Future hangs in the balance
Updated: 2014-04-24 07:00
By Shen Dingli (China Daily)
Currently in Asia, there are serious differences between those countries adhering to unity and cooperation to benefit all and those trying to form cliques and factions to benefit themselves. It is Japan that is leading such divisiveness, as it has tried to piece together an Asian version of NATO, and antagonized its neighbors by clinging obstinately to its denial of historical facts and even embarked along the road of glorifying aggression.
Any responsible power must go all out to contribute to regional peace and stability based on human morality and justice. As a great power with tremendous economic and military presence in the region, how the United States sets out its Asia-Pacific position will make all the difference to Asia's stability and development.
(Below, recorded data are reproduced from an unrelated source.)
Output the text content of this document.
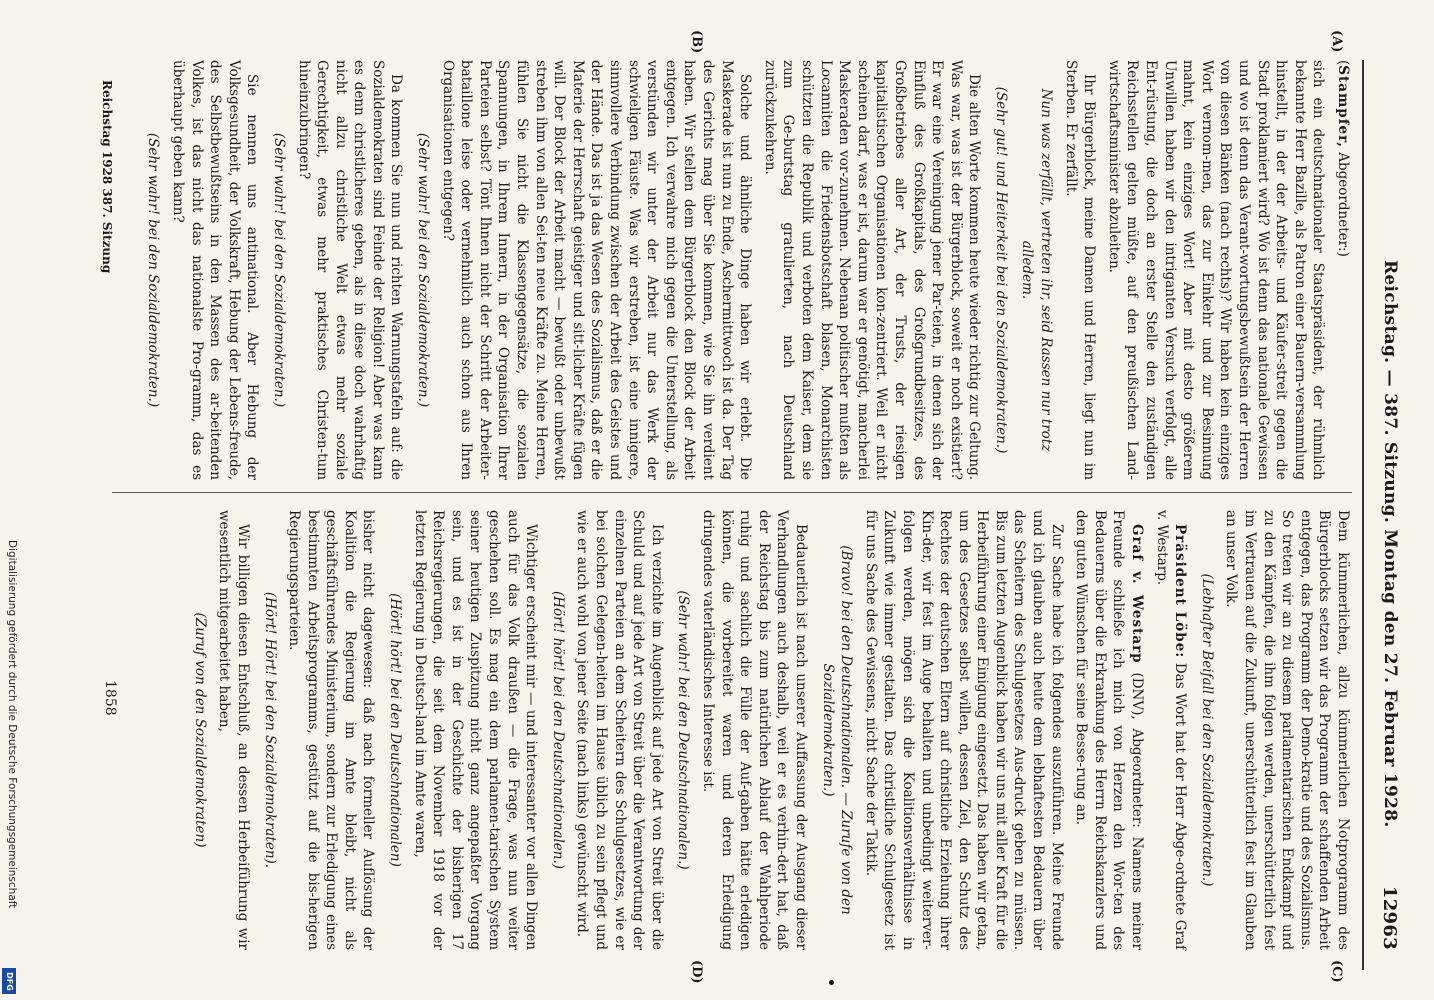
Reichstag. — 387. Sitzung. Montag den 27. Februar 1928.
12963
(A)
(B)
(C)
(D)

(Stampfer, Abgeordneter:)

sich ein deutschnationaler Staatspräsident, der rühmlich bekannte Herr Bazille, als Patron einer Bauern-versammlung hinstellt, in der der Arbeits- und Käufer-streit gegen die Stadt proklamiert wird? Wo ist denn das nationale Gewissen und wo ist denn das Verant-wortungsbewußtsein der Herren von diesen Bänken (nach rechts)? Wir haben kein einziges Wort vernom-men, das zur Einkehr und zur Besinnung mahnt, kein einziges Wort! Aber mit desto größerem Unwillen haben wir den intriganten Versuch verfolgt, alle Ent-rüstung, die doch an erster Stelle den zuständigen Reichsstellen gelten müßte, auf den preußischen Land-wirtschaftsminister abzuleiten.

Ihr Bürgerblock, meine Damen und Herren, liegt nun im Sterben. Er zerfällt.

Nun was zerfällt, vertreten ihr, seid Rassen nur trotz alledem.

(Sehr gut! und Heiterkeit bei den Sozialdemokraten.)

Die alten Worte kommen heute wieder richtig zur Geltung. Was war, was ist der Bürgerblock, soweit er noch existiert? Er war eine Vereinigung jener Par-teien, in denen sich der Einfluß des Großkapitals, des Großgrundbesitzes, des Großbetriebes aller Art, der Trusts, der riesigen kapitalistischen Organisationen kon-zentriert. Weil er nicht scheinen darf, was er ist, darum war er genötigt, mancherlei Maskeraden vor-zunehmen. Nebenan politischer mußten als Locanniten die Friedensbotschaft blasen, Monarchisten schützten die Republik und verboten dem Kaiser, dem sie zum Ge-burtstag gratulierten, nach Deutschland zurückzukehren.

Solche und ähnliche Dinge haben wir erlebt. Die Maskerade ist nun zu Ende, Aschermittwoch ist da. Der Tag des Gerichts mag über Sie kommen, wie Sie ihn verdient haben. Wir stellen dem Bürgerblock den Block der Arbeit entgegen. Ich verwahre mich gegen die Unterstellung, als verstünden wir unter der Arbeit nur das Werk der schwieligen Fäuste. Was wir erstreben, ist eine innigere, sinnvollere Verbindung zwischen der Arbeit des Geistes und der Hände. Das ist ja das Wesen des Sozialismus, daß er die Materie der Herrschaft geistiger und sitt-licher Kräfte fügen will. Der Block der Arbeit macht — bewußt oder unbewußt streben ihm von allen Sei-ten neue Kräfte zu. Meine Herren, fühlen Sie nicht die Klassengegensätze, die sozialen Spannungen, in Ihrem Innern, in der Organisation Ihrer Parteien selbst? Tönt Ihnen nicht der Schritt der Arbeiter-bataillone leise oder vernehmlich auch schon aus Ihren Organisationen entgegen?

(Sehr wahr! bei den Sozialdemokraten.)

Da kommen Sie nun und richten Warnungstafeln auf: die Sozialdemokraten sind Feinde der Religion! Aber was kann es denn christlicheres geben, als in diese doch wahrhaftig nicht allzu christliche Welt etwas mehr soziale Gerechtigkeit, etwas mehr praktisches Christen-tum hineinzubringen?

(Sehr wahr! bei den Sozialdemokraten.)

Sie nennen uns antinational. Aber Hebung der Volksgesundheit, der Volkskraft, Hebung der Lebens-freude, des Selbstbewußtseins in den Massen des ar-beitenden Volkes, ist das nicht das nationalste Pro-gramm, das es überhaupt geben kann?

(Sehr wahr! bei den Sozialdemokraten.)

Dem kümmerlichen, allzu kümmerlichen Notprogramm des Bürgerblocks setzen wir das Programm der schaffenden Arbeit entgegen, das Programm der Demo-kratie und des Sozialismus. So treten wir an zu diesem parlamentarischen Endkampf und zu den Kämpfen, die ihm folgen werden, unerschütterlich fest im Vertrauen auf die Zukunft, unerschütterlich fest im Glauben an unser Volk.

(Lebhafter Beifall bei den Sozialdemokraten.)

Präsident Löbe: Das Wort hat der Herr Abge-ordnete Graf v. Westarp.

Graf v. Westarp (DNV), Abgeordneter: Namens meiner Freunde schließe ich mich von Herzen den Wor-ten des Bedauerns über die Erkrankung des Herrn Reichskanzlers und den guten Wünschen für seine Besse-rung an.

Zur Sache habe ich folgendes auszuführen. Meine Freunde und ich glauben auch heute dem lebhaftesten Bedauern über das Scheitern des Schulgesetzes Aus-druck geben zu müssen. Bis zum letzten Augenblick haben wir uns mit aller Kraft für die Herbeiführung einer Einigung eingesetzt. Das haben wir getan, um des Gesetzes selbst willen, dessen Ziel, den Schutz des Rechtes der deutschen Eltern auf christliche Erziehung ihrer Kin-der, wir fest im Auge behalten und unbedingt weiterver-folgen werden, mögen sich die Koalitionsverhältnisse in Zukunft wie immer gestalten. Das christliche Schulgesetz ist für uns Sache des Gewissens, nicht Sache der Taktik.

(Bravo! bei den Deutschnationalen. — Zurufe von den Sozialdemokraten.)

Bedauerlich ist nach unserer Auffassung der Ausgang dieser Verhandlungen auch deshalb, weil er es verhin-dert hat, daß der Reichstag bis zum natürlichen Ablauf der Wahlperiode ruhig und sachlich die Fülle der Auf-gaben hätte erledigen können, die vorbereitet waren und deren Erledigung dringendes vaterländisches Interesse ist.

(Sehr wahr! bei den Deutschnationalen.)

Ich verzichte im Augenblick auf jede Art von Streit über die Schuld und auf jede Art von Streit über die Verantwortung der einzelnen Parteien an dem Scheitern des Schulgesetzes, wie er bei solchen Gelegen-heiten im Hause üblich zu sein pflegt und wie er auch wohl von jener Seite (nach links) gewünscht wird.

(Hört! hört! bei den Deutschnationalen.)

Wichtiger erscheint mir — und interessanter vor allen Dingen auch für das Volk draußen — die Frage, was nun weiter geschehen soll. Es mag ein dem parlamen-tarischen System seiner heutigen Zuspitzung nicht ganz angepaßter Vorgang sein, und es ist in der Geschichte der bisherigen 17 Reichsregierungen, die seit dem November 1918 vor der letzten Regierung in Deutsch-land im Amte waren,

(Hört! hört! bei den Deutschnationalen)

bisher nicht dagewesen: daß nach formeller Auflösung der Koalition die Regierung im Amte bleibt, nicht als geschäftsführendes Ministerium, sondern zur Erledigung eines bestimmten Arbeitsprogramms, gestützt auf die bis-herigen Regierungsparteien.

(Hört! Hört! bei den Sozialdemokraten).

Wir billigen diesen Entschluß, an dessen Herbeiführung wir wesentlich mitgearbeitet haben,

(Zuruf von den Sozialdemokraten)

Reichstag 1928 387. Sitzung
1858
Digitalisierung gefördert durch die Deutsche Forschungsgemeinschaft
DFG
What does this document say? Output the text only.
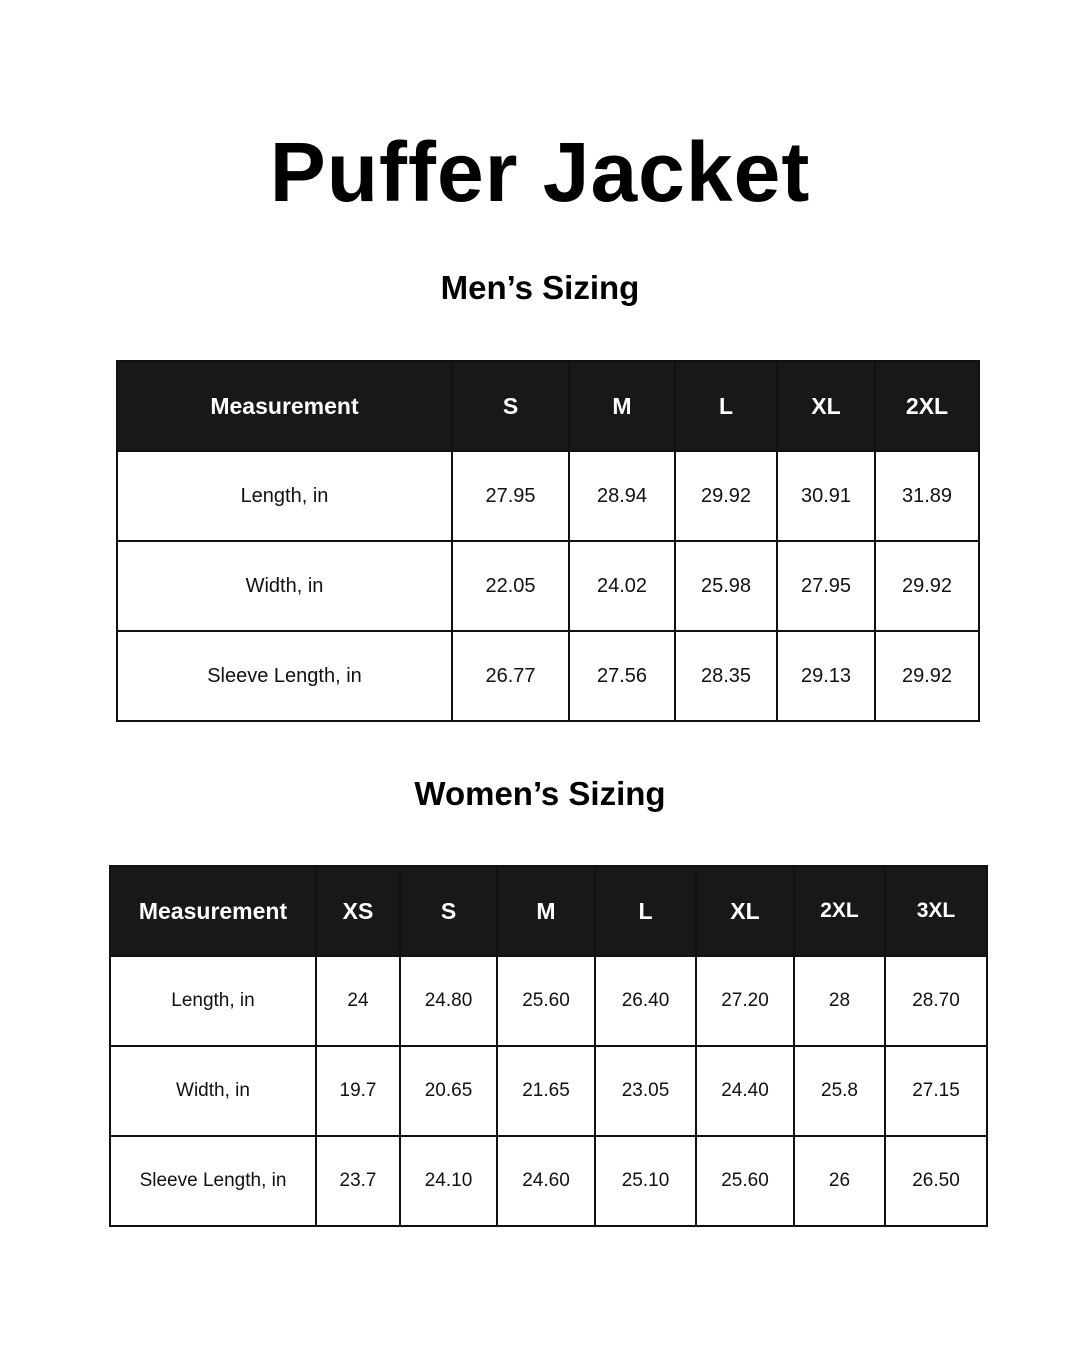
Puffer Jacket
Men’s Sizing
Measurement	S	M	L	XL	2XL
Length, in	27.95	28.94	29.92	30.91	31.89
Width, in	22.05	24.02	25.98	27.95	29.92
Sleeve Length, in	26.77	27.56	28.35	29.13	29.92
Women’s Sizing
Measurement	XS	S	M	L	XL	2XL	3XL
Length, in	24	24.80	25.60	26.40	27.20	28	28.70
Width, in	19.7	20.65	21.65	23.05	24.40	25.8	27.15
Sleeve Length, in	23.7	24.10	24.60	25.10	25.60	26	26.50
Whether Washington will offer constructive cooperation to Asian countries' efforts to enhance mutual trust and erase the doubts of its intentions has a direct bearing on regional peace, as well as the US' own strategic interests.
Thus the eyes of the world are focused on US President Barack Obama's four-nation trip to Asia that began in Japan on Wednesday.
If the US can aim high and think big and cooperate sincerely with countries in the region to establish a common security and trust mechanism that is suitable to the characteristics of the Asia-Pacific region, it will surely receive a share of Asia's peace dividend and be genuinely welcomed among Asian countries.
However, if the US is unwilling or unable to contribute to Asia-Pacific stability, and instead takes sides in the region's various historical and sovereignty disputes, it will be hard for the country to become the kind of responsible power that can benefit Asia. If the US only looks at short-term interests and sits watching Japan turning its military ambition into reality step by step, not only will the troublemaker's interests be ultimately damaged, but also those of the US.
History has repeatedly shown us that a country that employs a policy of appeasement will eventually shoot itself in the foot.
The author is a professor and associate dean of the Institute of International Studies, Fudan University.